How does environmental biodiversity affect wildlife health?
Call
Duration

12-2018 to 03-2022

Total Grant

€ 746,013

More information

Phillip Watts
pcwatts@jyu.fi

Partners of the project

University of Oulu, FINLAND

University of Jyväskylä, FINLAND

Natural Resources Institute, Tampere, FINLAND

Swedish University of Agricultural Sciences, Umeå, SWEDEN

University of Alaska, Anchorage, USA

Context

We are experiencing a biodiversity crisis through the effects of human actions, such as habitat destruction, land conversion for agriculture and development, climate change, pollution and the spread of invasive species. This is a cause for concern as biodiversity has an essential role in maintaining a healthy ecosystem. Biodiversity is hypothesised to positively impact human health, for example via a co-association with the host’s microbiota – the associated community of microscopic organisms. However, it is unknown whether biodiversity confers a comparable benefit to wildlife.

Main objectives

WILD HEALTH will test the hypothesis that environmental biodiversity has positive effect on wildlife health. Through the consideration of different environmental scenarios in Alaska (US) and Scandinavia (Finland and Sweden), it examines whether:
• greater environmental biodiversity provides a more diverse microbial pool from which wildlife microbiota can develop,
• environmental biodiversity affects the diversity of diet and thus the composition of the host gut microbiota,
• microbiota diversity positively associates with improved health and fitness of wild mammals.

Main activities

WILD HEALTH will measure the health of mammals (bank voles, moose) inhabiting forests that experience contrasting human impacts.
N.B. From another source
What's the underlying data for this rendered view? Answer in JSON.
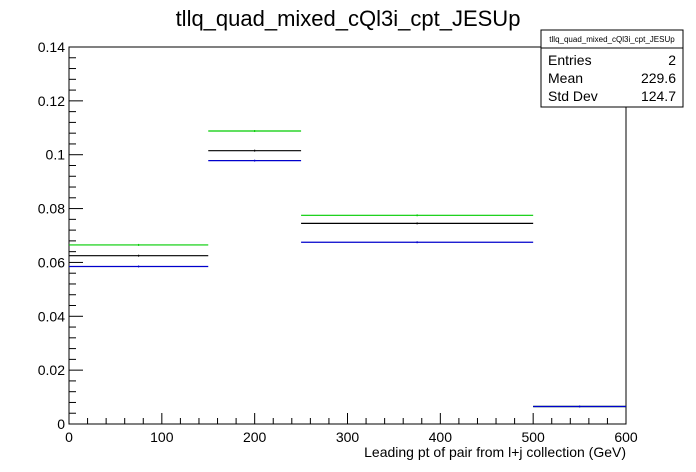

Using a combination of genomics methods, molecular biology, and community ecology, empirical data and field experiments, it aims to examine the relationships between environmental biodiversity, microbiota composition and wildlife health (e.g. parasite burden). The emphasis is on quantifying how forest management strategies impact these inter- actions. As the microbiota potentially forms part of an adaptive response by the host to a specific environment, the project will experimentally examine whether or not microbiota community composition affects mammal fitness and health in different forest environments.
WILD HEALTH will engage stakeholders in three steps:
• Co-design. The project will begin with a workshop for stakeholders where their expectations and potential conflict issues will be examined, setting the mutual objectives of the project and plan sampling.
• Co-doing. Samples will be collected as decided in the 1st step in collaboration with relevant stakeholders.
• Co-discussion and dissemination of results. The project culminates in a workshop that has two major themes. First, what do the results of the project mean from the point of view of each stakeholder? Second, how can the results be disseminated in public and how can possible management suggestions be implemented in forest management policy? A final report aimed for policy makers, addressing wildlife health issues as a function of biodiversity and use of natural resources, will be composed.